When I moved to LA, Tony and I threw out the idea of someday starting a band together. This went on for years—Totimoshi was still together at the time—and then our drummer wound up moving back to Kansas City. And then Totimoshi broke up. Eventually, I started writing with my friend Eric Trammel. I sent the songs to Tony and said, “Dude, check this out. This is really good.” He liked it and wanted to be part of it, and I wanted Meg to be the bass player, because she’s my favorite one—and my favorite traveling companion in the whole world.
So was it Fatso Jetson or Josh who put you in touch with Alain?
It was Tony. Tony knew Alain for years. I think he might’ve met him with the Desert Sessions stuff, but I have no idea. What’s funny is that I had been a fan of Alain for a long time. He does these guitar things online, these little jams that he does by himself. He did one where he posted this tuning, which is C-D-C-G-C-D. I tried the tuning out, and I wound up writing “I Dream” and “Who Holds the Answer” with that tuning—not knowing that Alain was going to be the guy recording us and the guy playing on those songs with us.
Was he pleasantly surprised with the songs?
He knew the tuning, and I said, “Yeah, I learned that tuning from you.” And he just kind of smiled.

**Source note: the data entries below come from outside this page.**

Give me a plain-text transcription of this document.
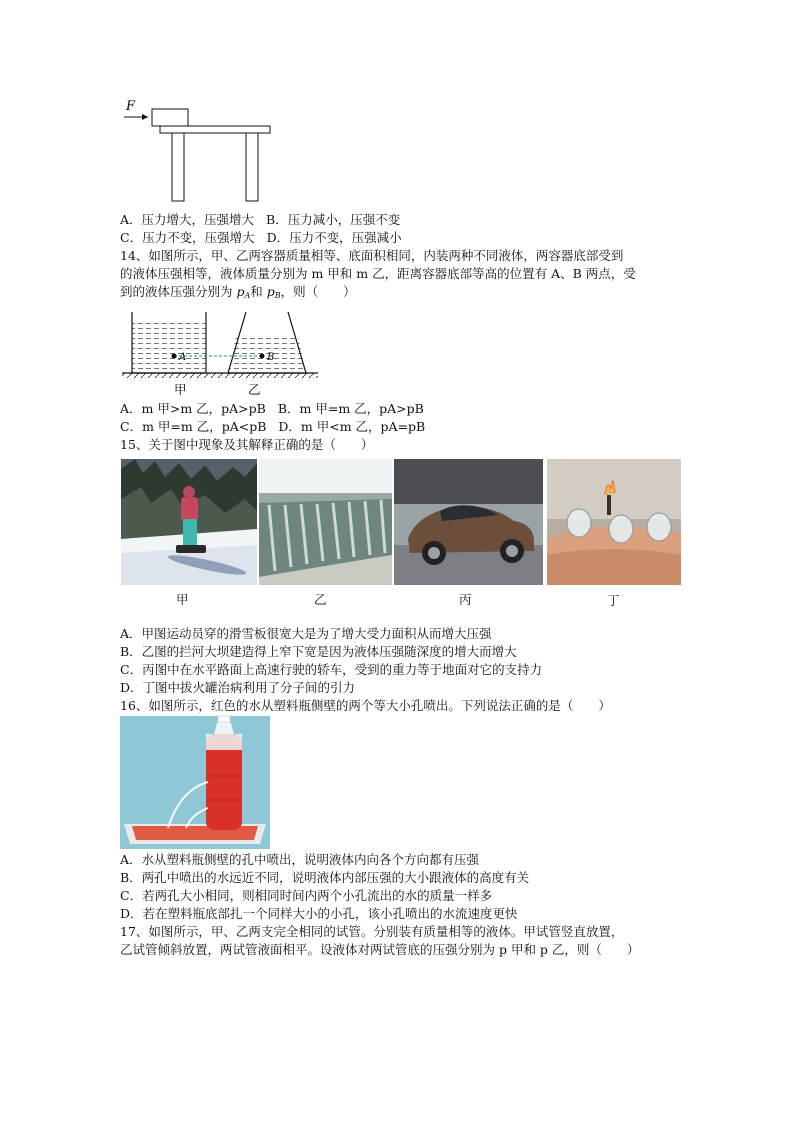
F
A．压力增大，压强增大 B．压力减小，压强不变
C．压力不变，压强增大 D．压力不变，压强减小
14、如图所示，甲、乙两容器质量相等、底面积相同，内装两种不同液体，两容器底部受到
的液体压强相等，液体质量分别为 m 甲和 m 乙，距离容器底部等高的位置有 A、B 两点，受
到的液体压强分别为 $p_A$和 $p_B$，则（　　）
A	B
甲	乙
A．m 甲>m 乙，pA>pB B．m 甲=m 乙，pA>pB
C．m 甲=m 乙，pA<pB D．m 甲<m 乙，pA=pB
15、关于图中现象及其解释正确的是（　　）
甲	乙	丙	丁
A．甲图运动员穿的滑雪板很宽大是为了增大受力面积从而增大压强
B．乙图的拦河大坝建造得上窄下宽是因为液体压强随深度的增大而增大
C．丙图中在水平路面上高速行驶的轿车，受到的重力等于地面对它的支持力
D．丁图中拔火罐治病利用了分子间的引力
16、如图所示，红色的水从塑料瓶侧壁的两个等大小孔喷出。下列说法正确的是（　　）
A．水从塑料瓶侧壁的孔中喷出，说明液体内向各个方向都有压强
B．两孔中喷出的水远近不同，说明液体内部压强的大小跟液体的高度有关
C．若两孔大小相同，则相同时间内两个小孔流出的水的质量一样多
D．若在塑料瓶底部扎一个同样大小的小孔，该小孔喷出的水流速度更快
17、如图所示，甲、乙两支完全相同的试管。分别装有质量相等的液体。甲试管竖直放置，
乙试管倾斜放置，两试管液面相平。设液体对两试管底的压强分别为 p 甲和 p 乙，则（　　）
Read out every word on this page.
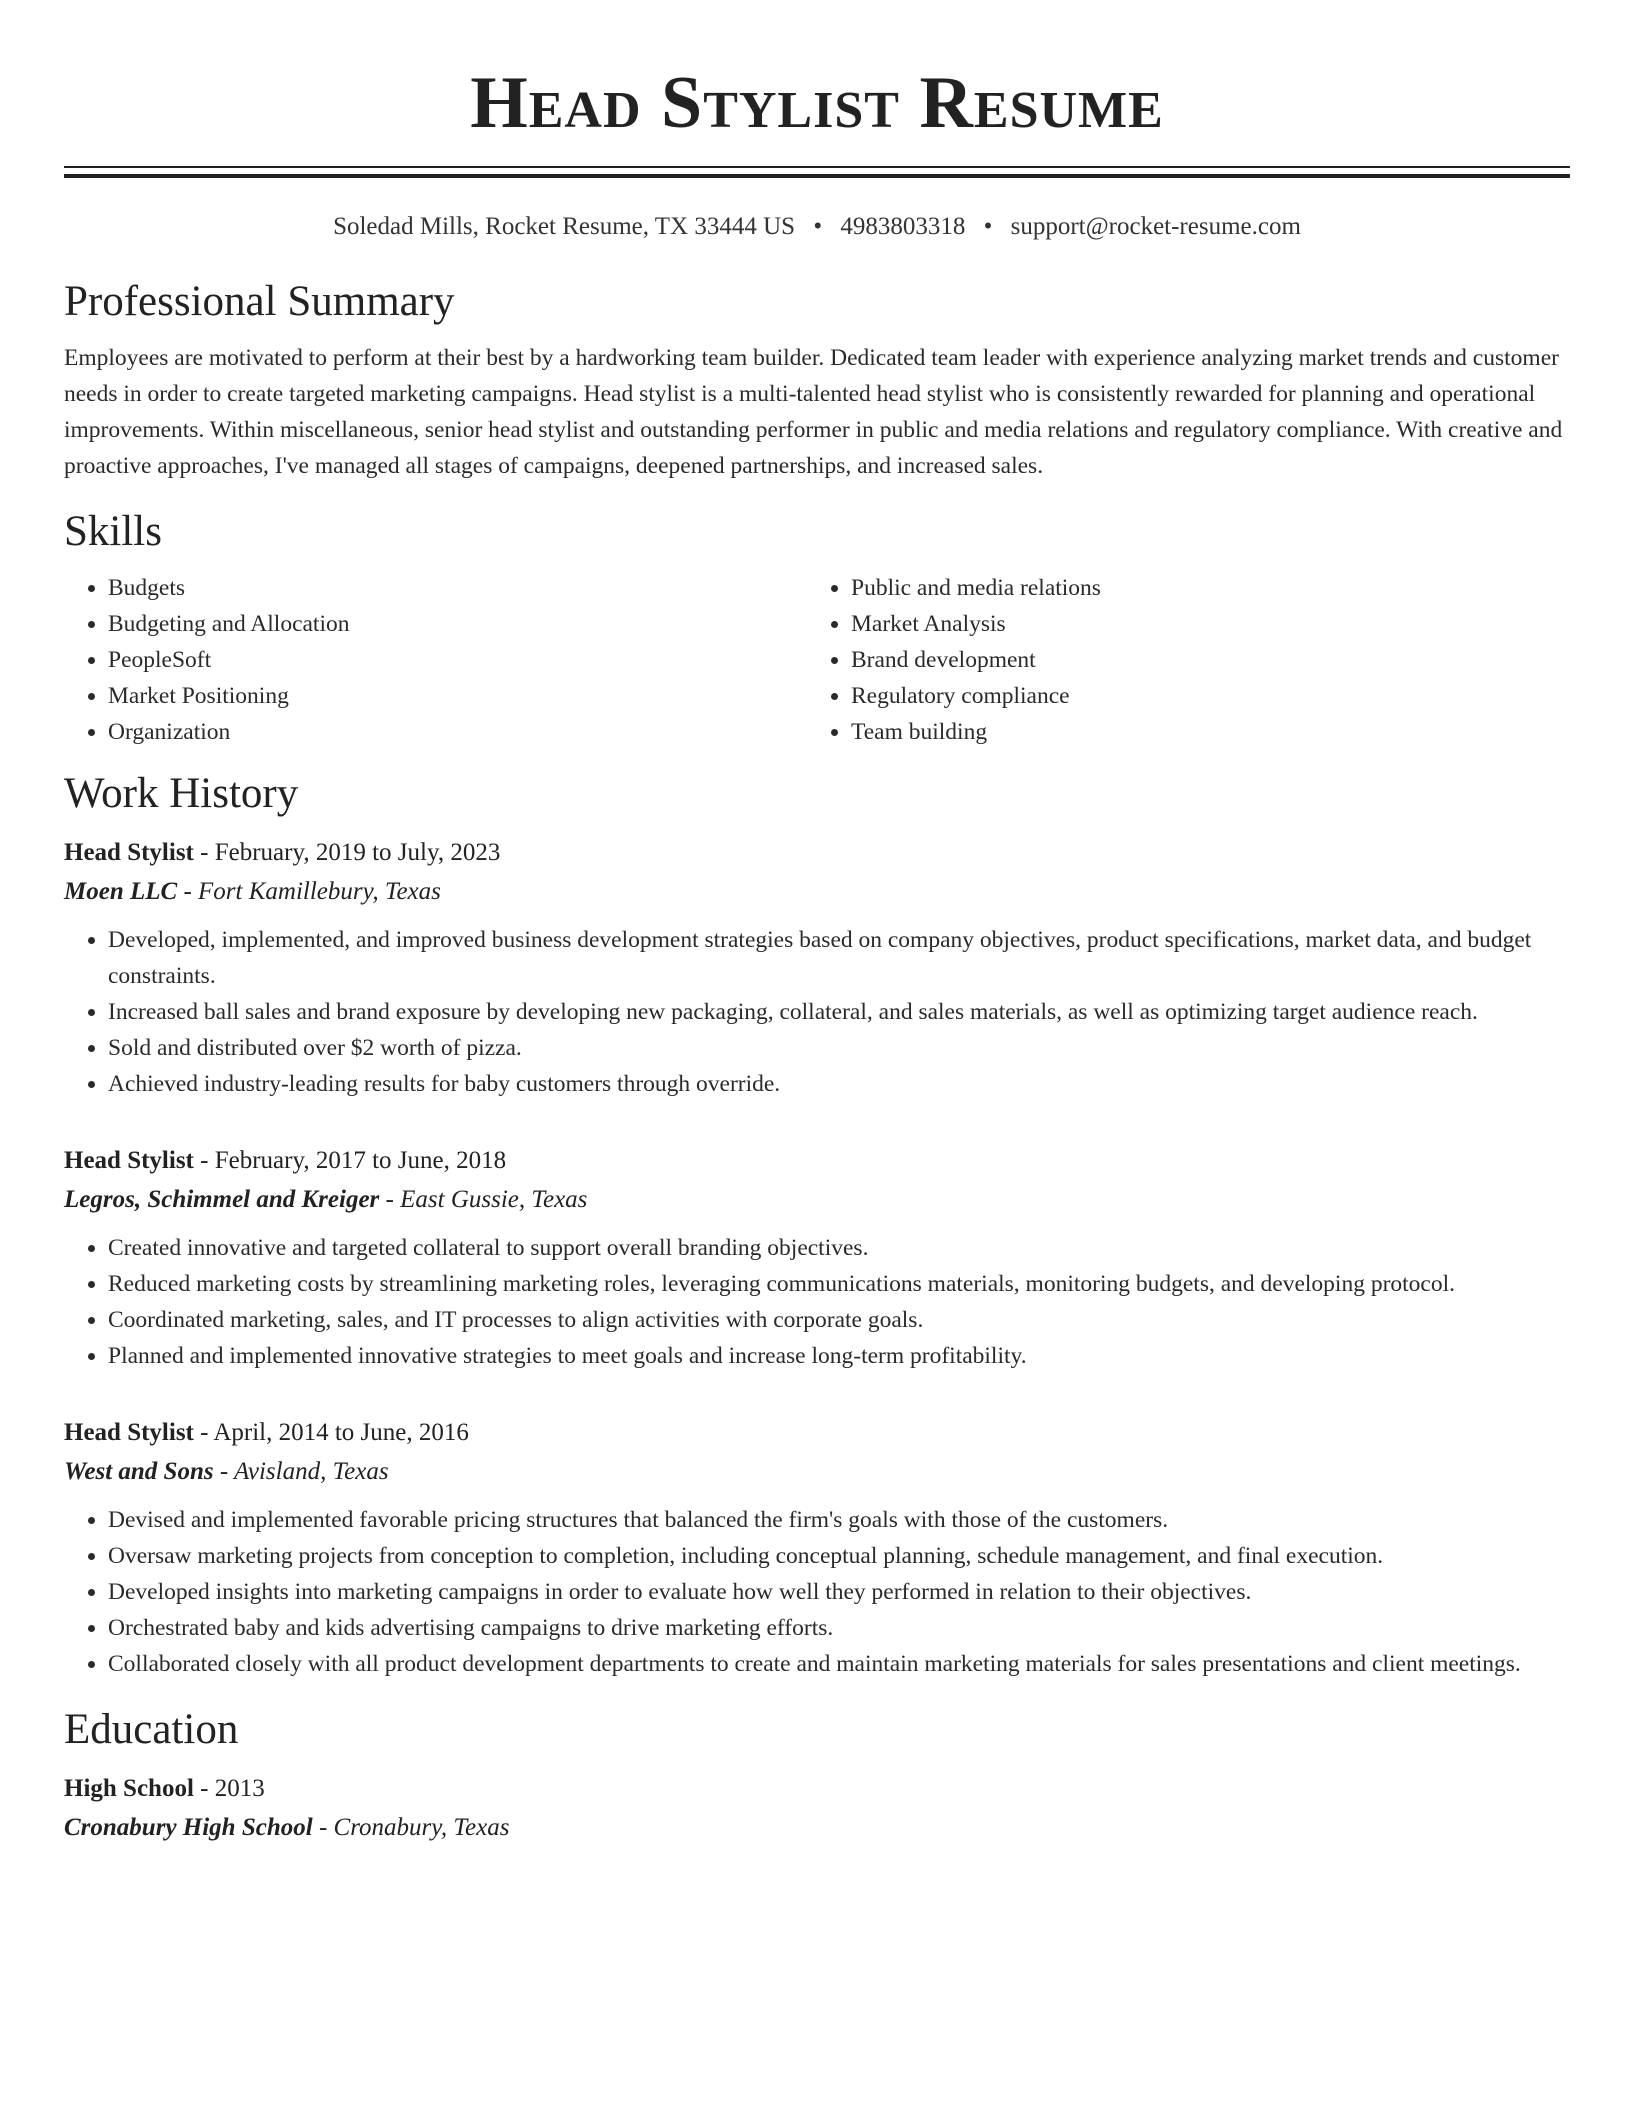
Head Stylist Resume
Soledad Mills, Rocket Resume, TX 33444 US • 4983803318 • support@rocket-resume.com
Professional Summary

Employees are motivated to perform at their best by a hardworking team builder. Dedicated team leader with experience analyzing market trends and customer needs in order to create targeted marketing campaigns. Head stylist is a multi-talented head stylist who is consistently rewarded for planning and operational improvements. Within miscellaneous, senior head stylist and outstanding performer in public and media relations and regulatory compliance. With creative and proactive approaches, I've managed all stages of campaigns, deepened partnerships, and increased sales.

Skills
• Budgets
• Budgeting and Allocation
• PeopleSoft
• Market Positioning
• Organization
• Public and media relations
• Market Analysis
• Brand development
• Regulatory compliance
• Team building
Work History
Head Stylist - February, 2019 to July, 2023
Moen LLC - Fort Kamillebury, Texas
• Developed, implemented, and improved business development strategies based on company objectives, product specifications, market data, and budget constraints.
• Increased ball sales and brand exposure by developing new packaging, collateral, and sales materials, as well as optimizing target audience reach.
• Sold and distributed over $2 worth of pizza.
• Achieved industry-leading results for baby customers through override.
Head Stylist - February, 2017 to June, 2018
Legros, Schimmel and Kreiger - East Gussie, Texas
• Created innovative and targeted collateral to support overall branding objectives.
• Reduced marketing costs by streamlining marketing roles, leveraging communications materials, monitoring budgets, and developing protocol.
• Coordinated marketing, sales, and IT processes to align activities with corporate goals.
• Planned and implemented innovative strategies to meet goals and increase long-term profitability.
Head Stylist - April, 2014 to June, 2016
West and Sons - Avisland, Texas
• Devised and implemented favorable pricing structures that balanced the firm's goals with those of the customers.
• Oversaw marketing projects from conception to completion, including conceptual planning, schedule management, and final execution.
• Developed insights into marketing campaigns in order to evaluate how well they performed in relation to their objectives.
• Orchestrated baby and kids advertising campaigns to drive marketing efforts.
• Collaborated closely with all product development departments to create and maintain marketing materials for sales presentations and client meetings.
Education
High School - 2013
Cronabury High School - Cronabury, Texas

What happened was… we really love Toshi (Kasai), and he had produced the first two records and three Totimoshi albums. So I have a really long-standing friendship and relationship with Toshi. But what started it was… We knew we had to record it as a three-piece. We tried to have another member join the band, but it didn’t work out. Alain saying yes after we asked him to do it was elating. We were beside ourselves. It was hard to tell Toshi, because I love the guy as a persona and professionally, and don’t want to stop working with him ever. But we all wanted to try working with Alain and had a good time working with him.
He’s the sweetest person I’ve ever interviewed, probably.
He’s all soul—literally. He’s completely a beautiful spirit.
Last question: Have you ever considered opening an “All Soles” store that sells sneakers?
(Laughs.) Yeah, man, we’ll sell anything. Haha. We sold panties on the Tool tour at their request—and they completely sold out.
All Souls play the Paramount in L.A. on March 3 and Heavy Psych Fest in Joshua Tree, California, later next month.